Representing the entire Blitz the Gap species list as an interactive tree
Created June 2025, Ryan Hull, Quantitative Biodiversity Lab, McGill
Visualize Canada's species taxonomically and interactively. View breakdown of species observations for every selected taxon to visualize data gaps. Download species list with observational information pulled from GBIF for every selected taxon.
The original species list was constructed from the 2020 wild species report, adding in seaweed species through GBIF download, and running taxsize in R to add taxonomic information. Many squamates, bony fish, mollusks, others, needed help manually filling in taxonomic information. #Observations column was added by joining parquet file from iNaturalist.

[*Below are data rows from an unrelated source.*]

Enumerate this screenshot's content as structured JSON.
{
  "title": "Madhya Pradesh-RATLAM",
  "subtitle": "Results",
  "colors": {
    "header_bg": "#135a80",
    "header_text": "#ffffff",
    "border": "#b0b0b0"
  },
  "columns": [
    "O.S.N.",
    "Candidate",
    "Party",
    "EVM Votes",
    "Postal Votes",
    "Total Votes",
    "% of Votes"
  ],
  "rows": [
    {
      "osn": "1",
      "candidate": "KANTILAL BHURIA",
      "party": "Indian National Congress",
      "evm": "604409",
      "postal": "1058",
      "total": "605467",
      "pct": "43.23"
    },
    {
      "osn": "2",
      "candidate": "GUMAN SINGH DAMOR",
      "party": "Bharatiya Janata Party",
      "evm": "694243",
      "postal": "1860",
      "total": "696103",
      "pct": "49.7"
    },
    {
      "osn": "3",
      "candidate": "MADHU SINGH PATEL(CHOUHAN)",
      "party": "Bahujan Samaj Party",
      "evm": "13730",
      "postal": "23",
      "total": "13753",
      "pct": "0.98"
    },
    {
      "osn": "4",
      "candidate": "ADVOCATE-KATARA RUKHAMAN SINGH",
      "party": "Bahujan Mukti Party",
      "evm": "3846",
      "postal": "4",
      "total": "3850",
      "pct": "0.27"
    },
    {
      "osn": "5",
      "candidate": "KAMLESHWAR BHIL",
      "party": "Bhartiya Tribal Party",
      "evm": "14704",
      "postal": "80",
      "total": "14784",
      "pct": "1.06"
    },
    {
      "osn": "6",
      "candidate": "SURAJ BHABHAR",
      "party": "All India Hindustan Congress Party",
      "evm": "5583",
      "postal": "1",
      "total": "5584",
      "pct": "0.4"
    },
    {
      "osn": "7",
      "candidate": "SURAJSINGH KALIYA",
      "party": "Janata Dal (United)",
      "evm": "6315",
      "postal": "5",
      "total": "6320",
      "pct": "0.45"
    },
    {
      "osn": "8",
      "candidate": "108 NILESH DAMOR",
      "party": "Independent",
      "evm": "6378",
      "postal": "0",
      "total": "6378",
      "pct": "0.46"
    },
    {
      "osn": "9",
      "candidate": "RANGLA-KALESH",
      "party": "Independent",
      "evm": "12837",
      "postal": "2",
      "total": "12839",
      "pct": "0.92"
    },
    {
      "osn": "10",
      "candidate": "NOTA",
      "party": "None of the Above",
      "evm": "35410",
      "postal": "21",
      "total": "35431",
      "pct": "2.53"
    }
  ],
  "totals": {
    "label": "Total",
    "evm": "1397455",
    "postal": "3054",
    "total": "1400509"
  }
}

CollapsibleTree requires specific columns for each level of hierarchy displayed. Since the first level of hierarchy is by iNat iconic taxon (to increase user friendliness), this column contains levels from classes like birds to kingdoms like plants. To avoid having too many branches out of large-taxon first_level nodes like plants, we can't jump straight to order. Thus, each subsequent tree hierarchy level cannot uniquely be one taxonomic level. second_level, third_level, fourth_level, and fifth_level columns were used by collapsibleTree for hierarchy, and each hold different taxonomic levels depending on the group. Any species additions to the csv should follow the level/taxon hierarchy for their group.
To be able to display the taxonomic level of the node clicked, since the column name for any given node is useless (eg third_level), further columns were created (using assigning_taxonomic_levels_to_the_hierarchy_levels.R) that indicate the taxonomic level of each node clicked. The taxonomic level aswell as total species count are dynamically shown under this structure, as well as a species list for the selected group.
The attribute used for the ordering and coloring of nodes was the column Observations, which shows the total number of observations for each family. More representative of the gap-goal would have been to show the brightest nodes as those with the lowest average number of observations per species.
However, collapsibleTreeSummary only supports node hierarchy through summing children, hence if the lowest-level (family) used the average number, then the higher levels would sum those averages, not maintaining the sorting by mean. There doesn't seem to be a way around this, so total observations per family was kept. Coloring could be inverted so that the brightest nodes have the lowest observations, but it looks strange as the hierarchy placement doesn't follow.